With "Corpus, Women Painted by Women," the Nantes-based bar presents a new menu that is as committed as it is sensorial, where mixology dialogues with art history and the female gaze.
Before being a bar, Sœurs Carnage is a narrative. A story told in two acts, two energies, two faces of the same evening. With Corpus, Women Painted by Women, the venue unveils the second volume of Sœurs, its most contemplative moment, where tasting takes time for reflection.
A Liquid Homage to Eleven Female Painters
Corpus revolves around eleven female painters to whom the team has chosen to pay homage, or rather a "femmage." All pioneers in their field, they asserted their own vision, their own way of representing bodies, defying the objectification of women long relegated to mere objects of desire for the male gaze. Long before the term became widespread, they were already championing what is now called the woman gaze.
Long forgotten, marginalized, or relegated to footnotes in art history, their works are resurfacing today, unearthed and celebrated by contemporary feminist movements. At Sœurs Carnage, this resurgence is neither academic nor museological: it is sensorial.

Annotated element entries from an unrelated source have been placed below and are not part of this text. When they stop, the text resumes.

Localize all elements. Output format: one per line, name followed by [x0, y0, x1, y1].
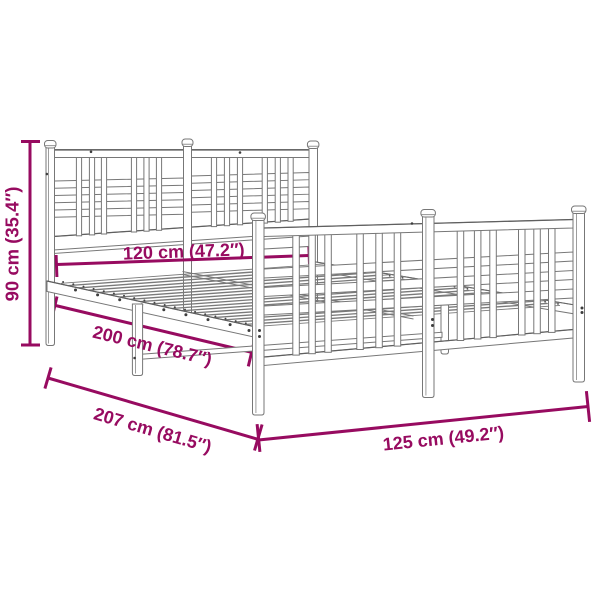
svg-text:90 cm (35.4″): 90 cm (35.4″) [2, 187, 23, 302]
svg-text:207 cm (81.5″): 207 cm (81.5″) [91, 404, 213, 457]
svg-text:120 cm (47.2″): 120 cm (47.2″) [123, 239, 245, 263]
svg-text:125 cm (49.2″): 125 cm (49.2″) [382, 422, 505, 454]
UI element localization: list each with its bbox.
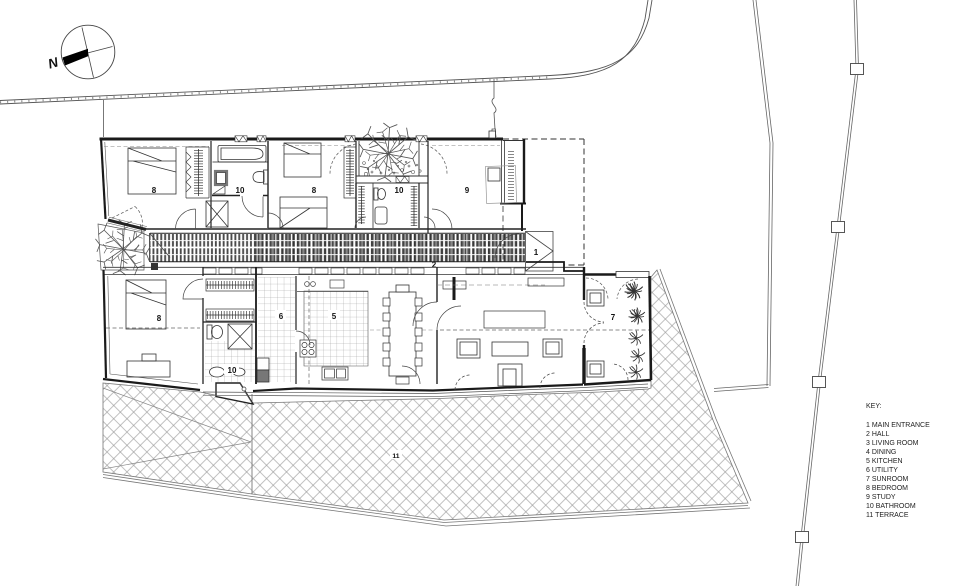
svg-text:9: 9 <box>465 186 470 195</box>
svg-text:3 LIVING ROOM: 3 LIVING ROOM <box>866 440 919 447</box>
svg-text:10: 10 <box>395 186 404 195</box>
svg-text:2: 2 <box>432 261 437 270</box>
svg-text:7: 7 <box>611 313 616 322</box>
svg-text:1: 1 <box>534 248 539 257</box>
svg-text:5 KITCHEN: 5 KITCHEN <box>866 458 903 465</box>
svg-text:8 BEDROOM: 8 BEDROOM <box>866 485 908 492</box>
svg-text:11: 11 <box>392 453 399 460</box>
svg-text:1 MAIN ENTRANCE: 1 MAIN ENTRANCE <box>866 422 930 429</box>
svg-text:9 STUDY: 9 STUDY <box>866 494 896 501</box>
svg-text:10: 10 <box>236 186 245 195</box>
svg-text:4 DINING: 4 DINING <box>866 449 896 456</box>
svg-text:5: 5 <box>332 312 337 321</box>
svg-text:10 BATHROOM: 10 BATHROOM <box>866 503 916 510</box>
svg-text:8: 8 <box>157 314 162 323</box>
svg-text:KEY:: KEY: <box>866 403 882 410</box>
svg-text:6 UTILITY: 6 UTILITY <box>866 467 898 474</box>
svg-text:8: 8 <box>312 186 317 195</box>
svg-text:6: 6 <box>279 312 284 321</box>
svg-text:10: 10 <box>228 366 237 375</box>
svg-text:2 HALL: 2 HALL <box>866 431 889 438</box>
svg-text:7 SUNROOM: 7 SUNROOM <box>866 476 909 483</box>
svg-text:11 TERRACE: 11 TERRACE <box>866 512 909 519</box>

When Painting Becomes Flavor
Here, each painting translates into a cocktail. Every pictorial gesture becomes a texture, every artistic intention an aromatic palette. The recipes do not merely illustrate the works; they interpret them. A floral and mischievous spritz inspired by Gerda Wegener, an orange-mint long drink with wild energy, a dry Manhattan with cocoa that speaks of the passage of time, or even a non-alcoholic cocktail with smoky and mystical notes, enhanced with CBD oil.

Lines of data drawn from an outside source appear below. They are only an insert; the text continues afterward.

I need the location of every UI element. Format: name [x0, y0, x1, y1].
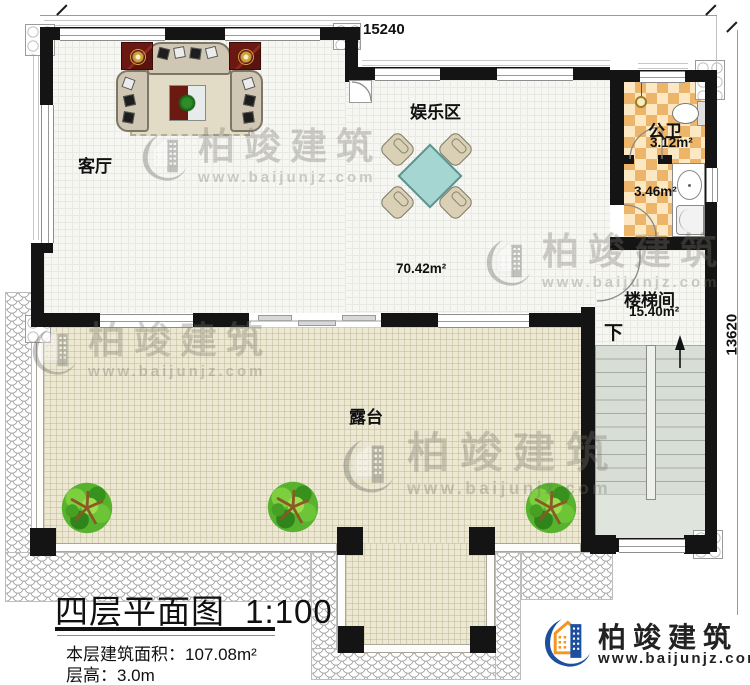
floor-height-value: 3.0m [117, 666, 155, 685]
room-label-living: 客厅 [78, 152, 112, 177]
brand-logo-icon [540, 612, 594, 670]
window [438, 314, 529, 328]
column [469, 527, 495, 555]
floor-plan-canvas: 柏竣建筑 www.baijunjz.com 柏竣建筑 www.baijunjz.… [0, 0, 750, 685]
terrace-protrusion-floor [346, 543, 486, 644]
stair-railing [646, 345, 656, 500]
stair-landing [595, 495, 707, 538]
frame-line [638, 63, 688, 69]
column [684, 535, 710, 554]
dimension-line-top [40, 15, 717, 16]
wall [40, 27, 53, 105]
pillow [189, 47, 201, 59]
pillow [122, 111, 135, 124]
terrace-parapet-left [36, 327, 44, 552]
door-opening [610, 205, 624, 237]
pendant-light-icon [635, 96, 647, 108]
window [375, 68, 440, 81]
terrace-parapet-bottom-right [486, 543, 581, 552]
floor-height-line: 层高：3.0m [66, 661, 155, 685]
tree-icon [523, 480, 579, 536]
frame-line [362, 60, 610, 66]
column [590, 535, 616, 554]
sink-drain [688, 184, 691, 187]
column [337, 527, 363, 555]
lamp-icon [130, 49, 146, 65]
terrace-parapet-bottom-left [44, 543, 337, 552]
room-area-bath-outer: 3.46m² [634, 184, 677, 199]
window [619, 539, 685, 553]
roof-tile-band-protrusion-right [495, 552, 521, 680]
frame-line [33, 32, 39, 240]
room-area-stairwell: 15.40m² [629, 304, 679, 319]
sliding-door-panel [258, 315, 292, 321]
wall [610, 237, 717, 250]
room-area-bath: 3.12m² [650, 135, 693, 150]
wall [658, 155, 672, 164]
lamp-icon [238, 49, 254, 65]
room-label-entertainment: 娱乐区 [410, 98, 461, 123]
pillow [243, 94, 256, 107]
wall [610, 70, 624, 205]
pillow [173, 46, 186, 59]
side-table-right [229, 42, 261, 70]
column [30, 528, 56, 556]
window [60, 28, 165, 41]
room-area-main: 70.42m² [396, 261, 446, 276]
floor-area-value: 107.08m² [185, 645, 257, 664]
frame-line [44, 20, 360, 26]
window [640, 71, 685, 83]
pillow [123, 94, 136, 107]
notch [349, 80, 372, 103]
wall [193, 313, 249, 327]
dimension-label-right: 13620 [724, 316, 741, 356]
floor-height-label: 层高： [66, 666, 117, 685]
window [497, 68, 573, 81]
wall [31, 313, 100, 327]
plan-title: 四层平面图 1:100 [55, 585, 333, 633]
column [338, 626, 364, 653]
wall [581, 307, 595, 552]
window [100, 314, 193, 328]
sliding-door-panel [298, 320, 336, 326]
washing-machine-door [679, 209, 700, 231]
wall [345, 40, 358, 82]
room-label-terrace: 露台 [349, 403, 383, 428]
side-table-left [121, 42, 153, 70]
wall [624, 155, 634, 164]
dimension-label-top: 15240 [363, 21, 405, 38]
brand-website: www.baijunjz.com [598, 650, 750, 667]
plant-icon [178, 94, 196, 112]
window [41, 105, 54, 243]
pillow [242, 111, 254, 123]
window [225, 28, 320, 41]
wall [705, 70, 717, 552]
tree-icon [59, 480, 115, 536]
plan-title-text: 四层平面图 [55, 593, 225, 630]
sliding-door-panel [342, 315, 376, 321]
column [470, 626, 496, 653]
title-underline-thin [57, 635, 275, 636]
window [706, 168, 718, 202]
tree-icon [265, 479, 321, 535]
extension-line [716, 16, 717, 70]
title-underline-thick [55, 627, 275, 631]
roof-tile-band-right [521, 552, 613, 600]
stair-down-label: 下 [604, 318, 623, 345]
wall [381, 313, 438, 327]
plan-scale: 1:100 [245, 593, 333, 630]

The approach is deliberate: mixology is conceived as culinary experimentation. Liquids are cooked, borrowing from pastry, gastronomy, and sometimes even chemistry. The result is narrative, precise, sometimes bewildering, always sensitive glasses.

Representing all women
Corpus also asserts a clear position: to represent all women. Women of color, queer and trans artists and models occupy a central place in the selection, symbolically rectifying a historical invisibility. The commitment is not superficial; it permeates the menu, the texts, the ingredient choices, and the flavor balances.

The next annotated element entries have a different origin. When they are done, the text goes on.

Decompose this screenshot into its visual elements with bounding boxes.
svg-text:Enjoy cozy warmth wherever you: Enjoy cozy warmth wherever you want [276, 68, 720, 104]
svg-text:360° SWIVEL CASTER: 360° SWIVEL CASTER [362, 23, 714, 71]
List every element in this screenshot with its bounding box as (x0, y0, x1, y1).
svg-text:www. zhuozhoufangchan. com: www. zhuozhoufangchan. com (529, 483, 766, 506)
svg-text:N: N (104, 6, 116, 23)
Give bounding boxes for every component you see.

Each cocktail thus becomes a space for expression, a discreet but assumed political gesture, where pleasure never erases the message.

Two faces, one evening
As always at Sœurs Carnage, the evening unfolds in two acts. Until 9:30 PM, it's time for Sœurs: a suspended moment, conducive to attentive tasting and contemplation. Then, after this threshold, the scenery changes. Carnage takes over, more raw, more festive, more nocturnal. The menu changes, and so does the energy.
A manifesto bar in Nantes
In Nantes, Sœurs Carnage confirms that it is much more than a cocktail bar. It is a place where works are drunk, where long-forgotten legacies are celebrated, and where each glass tells a story. An invitation to slow down, to feel — and to raise a glass to those who have painted the world differently.